South Korean President Park Geun-hye “should be buried in (a) cemetery as soon as possible,” a spokesperson for Pyongyang’s Joint National Organization of Working People has said.
The suggestion, which came amid a series of complaints about remarks that Park delivered on August 15 to mark the 70th anniversary of Korean liberation from Japanese rule, was highlighted by state media outlet the Korea Central News Agency (KCNA) on Wednesday.
“What she should do for the nation is to leave Cheongwadae, the doghouse of the U.S., shut her unshapely mouth and get her crime-ridden body buried in the ceremony at an early date,” the statement said.
In particular, the spokesperson complained about remarks Park made about the potential for Pyongyang to emulate Cuba and Iran’s normalization with the United States, its failure to “take up repeated offers for dialogue,” and its policy of “conducting purges that are unlike any other in the world.”
Instead, the spokesperson said it was South Korea that should change and not the North, complained that offers for dialogue under the Park administration had been insincere, and that purges were an “essential means for the puppet forces to prop up their regime as they resort to repression and bestial suppression.”
The spokesperson’s comments come amid ever-worsening inter-Korean relations, with the two Koreas last week resuming propaganda broadcasts designed to undermine each other’s leadership following a mine explosion which maimed two South Korean soldiers the week before.
One observer said that hopes the 70th anniversary of Korean liberation might have otherwise fostered warmer relations between Pyongyang and Seoul had been misplaced.
“All year, North Korea has been promoting the anniversary of the Workers’ Party on October 10 as more important than the anniversary of liberation from Japanese rule,” said Christopher Green, a North Korea researcher and Ph.D candidate at the University of Leiden.
“It would be misguided to imagine that the shared memory of 1945 would bring about a moment of emotional connection between brothers.
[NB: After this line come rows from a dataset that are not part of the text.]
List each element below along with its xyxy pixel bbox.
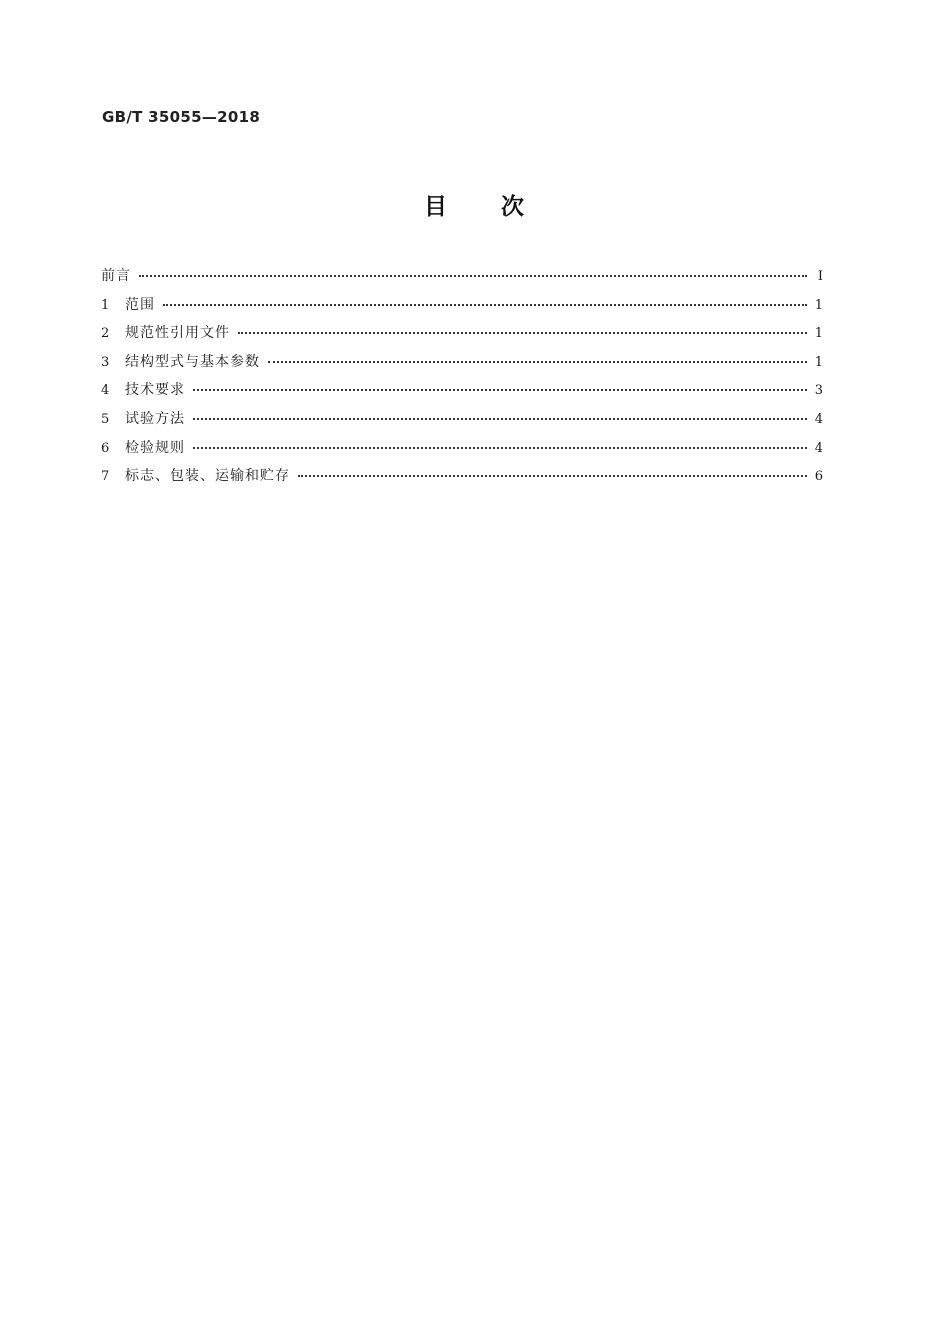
toc-entry-page: Ⅰ xyxy=(817,269,823,284)
toc-entry-foreword[interactable] xyxy=(101,262,823,291)
toc-list xyxy=(101,262,823,491)
toc-dot-leader xyxy=(193,418,807,420)
toc-entry-test-methods[interactable] xyxy=(101,405,823,434)
toc-entry-page: 6 xyxy=(814,469,823,485)
toc-entry-page: 4 xyxy=(814,440,823,456)
toc-entry-technical-requirements[interactable] xyxy=(101,376,823,405)
toc-dot-leader xyxy=(238,332,807,334)
toc-entry-number: 5 xyxy=(101,411,110,427)
toc-dot-leader xyxy=(139,275,807,277)
toc-entry-number: 4 xyxy=(101,383,110,399)
toc-entry-marking-packaging[interactable] xyxy=(101,462,823,491)
toc-dot-leader xyxy=(193,447,807,449)
toc-entry-label: 检验规则 xyxy=(125,439,185,456)
toc-dot-leader xyxy=(298,475,807,477)
toc-entry-structure-parameters[interactable] xyxy=(101,348,823,377)
toc-dot-leader xyxy=(193,389,807,391)
toc-entry-page: 4 xyxy=(814,411,823,427)
toc-entry-number: 3 xyxy=(101,354,110,370)
toc-entry-label: 范围 xyxy=(125,296,155,313)
toc-dot-leader xyxy=(163,304,807,306)
toc-entry-label: 技术要求 xyxy=(125,382,185,399)
toc-entry-number: 1 xyxy=(101,297,110,313)
toc-entry-page: 1 xyxy=(814,297,823,313)
toc-entry-number: 7 xyxy=(101,469,110,485)
toc-entry-label: 结构型式与基本参数 xyxy=(125,353,260,370)
toc-title-part2: 次 xyxy=(501,194,526,220)
toc-title-part1: 目 xyxy=(424,194,449,220)
toc-entry-page: 1 xyxy=(814,354,823,370)
toc-entry-inspection-rules[interactable] xyxy=(101,434,823,463)
toc-entry-scope[interactable] xyxy=(101,291,823,320)
toc-entry-number: 6 xyxy=(101,440,110,456)
toc-entry-label: 规范性引用文件 xyxy=(125,325,230,342)
toc-entry-label: 标志、包装、运输和贮存 xyxy=(125,468,290,485)
toc-entry-page: 3 xyxy=(814,383,823,399)
toc-entry-page: 1 xyxy=(814,326,823,342)
toc-entry-normative-references[interactable] xyxy=(101,319,823,348)
toc-entry-label: 前言 xyxy=(101,268,131,284)
toc-dot-leader xyxy=(268,361,807,363)
toc-entry-number: 2 xyxy=(101,326,110,342)
toc-title xyxy=(0,188,950,221)
standard-code: GB/T 35055—2018 xyxy=(102,108,261,126)
toc-entry-label: 试验方法 xyxy=(125,410,185,427)
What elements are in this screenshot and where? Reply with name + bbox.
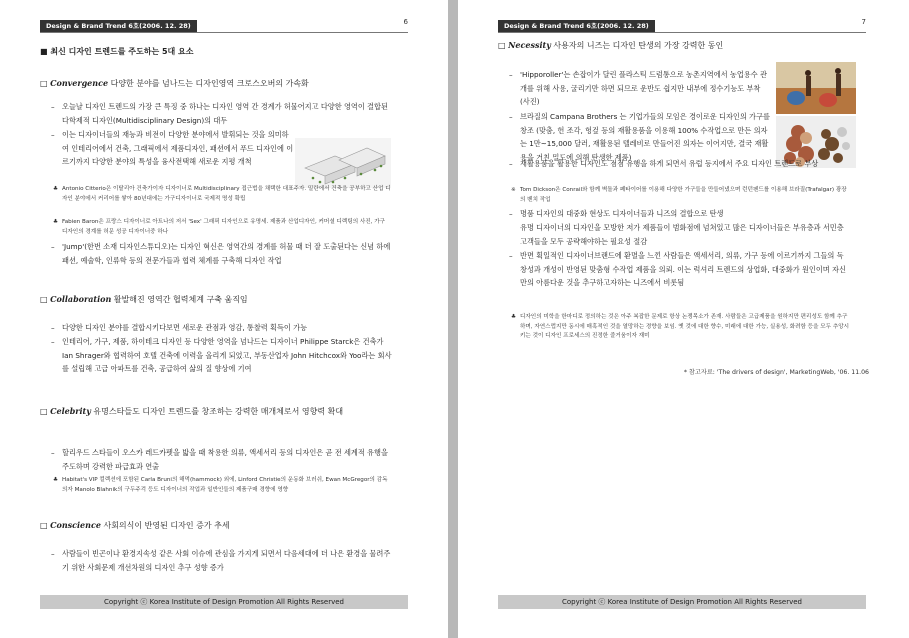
- chair-design-photo: [295, 138, 391, 188]
- club-icon: ♣: [53, 219, 59, 225]
- page-footer: Copyright ⓒ Korea Institute of Design Promotion All Rights Reserved: [498, 595, 866, 609]
- hipporoller-photo: [776, 62, 856, 114]
- bullet-item: 유명 디자이너의 디자인을 모방한 저가 제품들이 범화점에 넘쳐있고 많은 디자이너들은 부유층과 서민층 고객들을 모두 공략해야하는 필요성 절감: [520, 223, 844, 246]
- bullet-item: – 이는 디자이너들의 재능과 비전이 다양한 분야에서 발휘되는 것을 의미하여 인테리어에서 건축, 그래픽에서 제품디자인, 패션에서 푸드 디자인에 이르기까지 다양한 분야의 특성을 융사전택해 새로운 지평 개척: [51, 130, 294, 166]
- footnote: ♣ Antonio Citterio은 이탈리아 건축가이자 디자이너로 Multidisciplinary 접근법을 채택한 대표주자. 밀란에서 건축을 공부하고 산업 디자인 분야에서 커리어를 쌓아 80년대에는 가구디자이너로 국제적 명성 확립: [53, 186, 391, 202]
- bullet-item: – 사람들이 빈곤이나 환경지속성 같은 사회 이슈에 관심을 가지게 되면서 다음세대에 더 나은 환경을 물려주기 위한 사회문제 개선차원의 디자인 추구 성향 증가: [51, 549, 391, 572]
- empty-square-icon: □: [40, 295, 48, 304]
- bullet-item: – 할리우드 스타들이 오스카 레드카펫을 밟을 때 착용한 의류, 액세서리 등의 디자인은 곧 전 세계적 유행을 주도하며 강력한 파급효과 연출: [51, 448, 388, 471]
- empty-square-icon: □: [40, 521, 48, 530]
- club-icon: ♣: [511, 314, 517, 320]
- heading-celebrity: [40, 404, 400, 419]
- footnote: ♣ 디자인의 미학을 한마디로 정의하는 것은 아주 복잡한 문제로 항상 논쟁목소가 존재. 사람들은 고급제품을 원하지만 편리성도 함께 추구하며, 자연스럽지만 동시에 매혹적인 것을 열망하는 경향을 보임. 옛 것에 대한 향수, 미래에 대한 가능, 실용성, 화려함 등을 모두 추앙시키는 것이 디자인 프로세스의 진정한 즐거움이자 재미: [511, 314, 850, 339]
- heading-keyword: Celebrity: [50, 406, 91, 416]
- empty-square-icon: □: [40, 407, 48, 416]
- heading-collaboration: [40, 294, 248, 305]
- club-icon: ♣: [53, 186, 59, 192]
- bullet-item: – 명품 디자인의 대중화 현상도 디자이너들과 니즈의 결합으로 탄생: [509, 209, 724, 218]
- header-label: Design & Brand Trend 6호(2006. 12. 28): [40, 20, 197, 32]
- heading-keyword: Conscience: [50, 520, 101, 530]
- bullet-item: – 다양한 디자인 분야를 결합시키다보면 새로운 관점과 영감, 통찰력 획득이 가능: [51, 323, 308, 332]
- bullet-item: – 브라질의 Campana Brothers 는 기업가들의 모임은 경이로운 디자인의 가구를 창조 (맞춤, 헌 조각, 헝겊 등의 재활용품을 이용해 100% 수작업으로 만든 의자는 1만~15,000 달러, 재활용된 텔레비로 만들어진 의자는 이어지만, 결국 재활용을 거친 밀도에 의해 탄생한 제품): [509, 112, 770, 162]
- heading-text: 유명스타들도 디자인 트렌드를 창조하는 강력한 매개체로서 영향력 확대: [90, 407, 344, 416]
- bullet-item: – 재활용품을 활용한 디자인도 점점 유행을 하게 되면서 유럽 등지에서 주요 디자인 트렌드로 부상: [509, 159, 819, 168]
- page-footer: Copyright ⓒ Korea Institute of Design Promotion All Rights Reserved: [40, 595, 408, 609]
- bullet-item: – 'Hipporoller'는 손잡이가 달린 플라스틱 드럼통으로 농촌지역에서 농업용수 관개를 위해 사용, 굴리기만 하면 되므로 운반도 쉽지만 내부에 정수기능도 부착 (사진): [509, 70, 767, 106]
- footnote: ※ Tom Dickson은 Conrail와 함께 벽돌과 폐타이어를 이용해 다양한 가구들을 만들어냈으며 런던펜드를 이용해 브라질(Trafalgar) 광장의 벤치 작업: [511, 187, 847, 203]
- heading-keyword: Necessity: [508, 40, 551, 50]
- section-title: ■ 최신 디자인 트렌드를 주도하는 5대 요소: [40, 47, 194, 56]
- club-icon: ♣: [53, 477, 59, 483]
- header-label: Design & Brand Trend 6호(2006. 12. 28): [498, 20, 655, 32]
- heading-keyword: Convergence: [50, 78, 109, 88]
- heading-text: 활발해진 영역간 협력체계 구축 움직임: [111, 295, 248, 304]
- bullet-item: – 반면 획일적인 디자이너브랜드에 환멸을 느낀 사람들은 액세서리, 의류, 가구 등에 이르기까지 그들의 독창성과 개성이 반영된 맞춤형 수작업 제품을 의뢰. 이는 럭셔리 트렌드의 상업화, 대중화가 원인이며 자신만의 아름다운 것을 추구하고자하는 니즈에서 비롯됨: [509, 251, 846, 287]
- reference-note: * 참고자료: 'The drivers of design', MarketingWeb, '06. 11.06: [683, 369, 869, 376]
- heading-text: 다양한 분야를 넘나드는 디자인영역 크로스오버의 가속화: [108, 79, 309, 88]
- header-rule: [40, 32, 408, 33]
- footnote: ♣ Habitat's VIP 컬렉션에 포함된 Carla Bruni의 해먹(hammock) 외에, Linford Christie의 운동화 브러쉬, Ewan McGregor의 감독의자 Manolo Blahnik의 구두주걱 등도 디자이너의 작업과 일반인들의 제품구매 경향에 영향: [53, 477, 388, 493]
- footnote: ♣ Fabien Baron은 프랑스 디자이너로 아트나의 저서 'Sex' 그래픽 디자인으로 유명세. 제품과 산업디자인, 커머셜 디렉팅의 사진, 가구 디자인의 경계를 허문 성공 디자이너중 하나: [53, 219, 386, 235]
- page-gutter: [448, 0, 458, 638]
- header-rule: [498, 32, 866, 33]
- heading-text: 사용자의 니즈는 디자인 탄생의 가장 강력한 동인: [550, 41, 724, 50]
- empty-square-icon: □: [40, 79, 48, 88]
- page-number: 7: [861, 17, 866, 26]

That isn’t what North Korea is using 2015 for.”
Amid other remarks about the South Korean economy and Seoul’s growing cultural power, Park warned that her nation’s military was ready to respond to threats from the DPRK.
“The government will respond firmly to any and all North Korean provocations that jeopardize the safety and security of our people,” she said, adding that Pyongyang must “break free of the delusion” that provocation and belligerence will sustain its leadership.